The first of the pack came within leaping distance, but now they faltered, their stares fixed, then wondering. If his own powers worked they saw no man, rather a dark figure bearing stag horns on his raised head—a figure which displayed no fear of their goddess-frenzy because the Homed Hunter was himself of the earth, the sky, the land about them.
The leader of the pack snarled, a tall woman with pendulous breasts who wore about her loins a thong supporting the disk of the full moon. Twice she started to reach for him with her long-nailed fingers, crooked to claw the flesh from his bones, but she still did not strike. Her following hung farther back, glancing uneasily from their priestess to Merlin.

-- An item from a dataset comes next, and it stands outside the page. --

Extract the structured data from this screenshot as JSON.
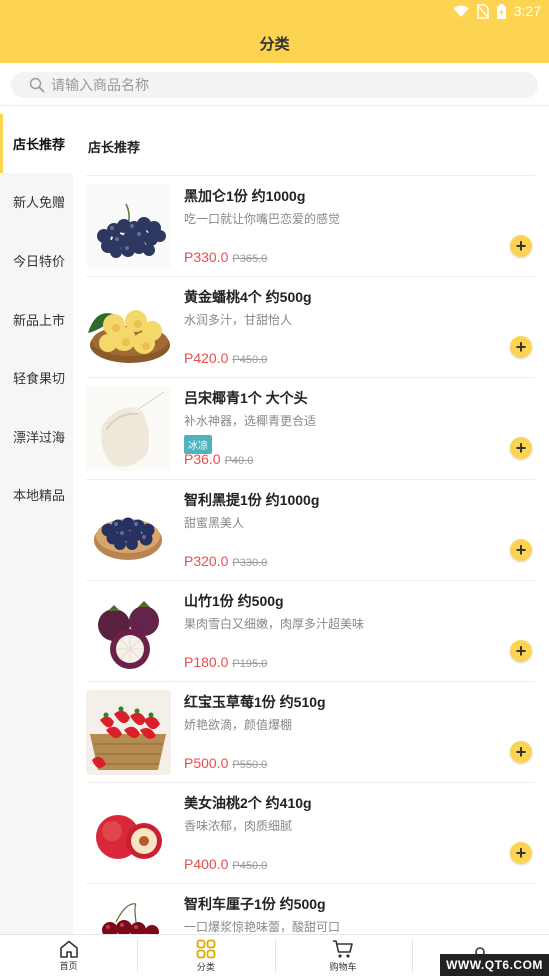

He raised his wand, though the star things had no power against such as these. Yet with that in his hand his confidence was greater. Now he spoke:
“You do not hunt me, women of the Goddess.” He did not make that a question but a statement. “You may call the earth to answer you, to take the seed into it, to conceive, to bear the fruits of full harvest But I command that which roams about the earth. Behold—“
With the wand he pointed to his left. There stood snarling the great Dire Wolf, a hound such as no living man had ever seen. And to the right he pointed, so that there crouched a giant cat with long fangs, and it hissed even as the wolf growled.
The women behind the priestess started back. But she stood her ground, and her teeth showed in a snarl as open as that of the cat’s.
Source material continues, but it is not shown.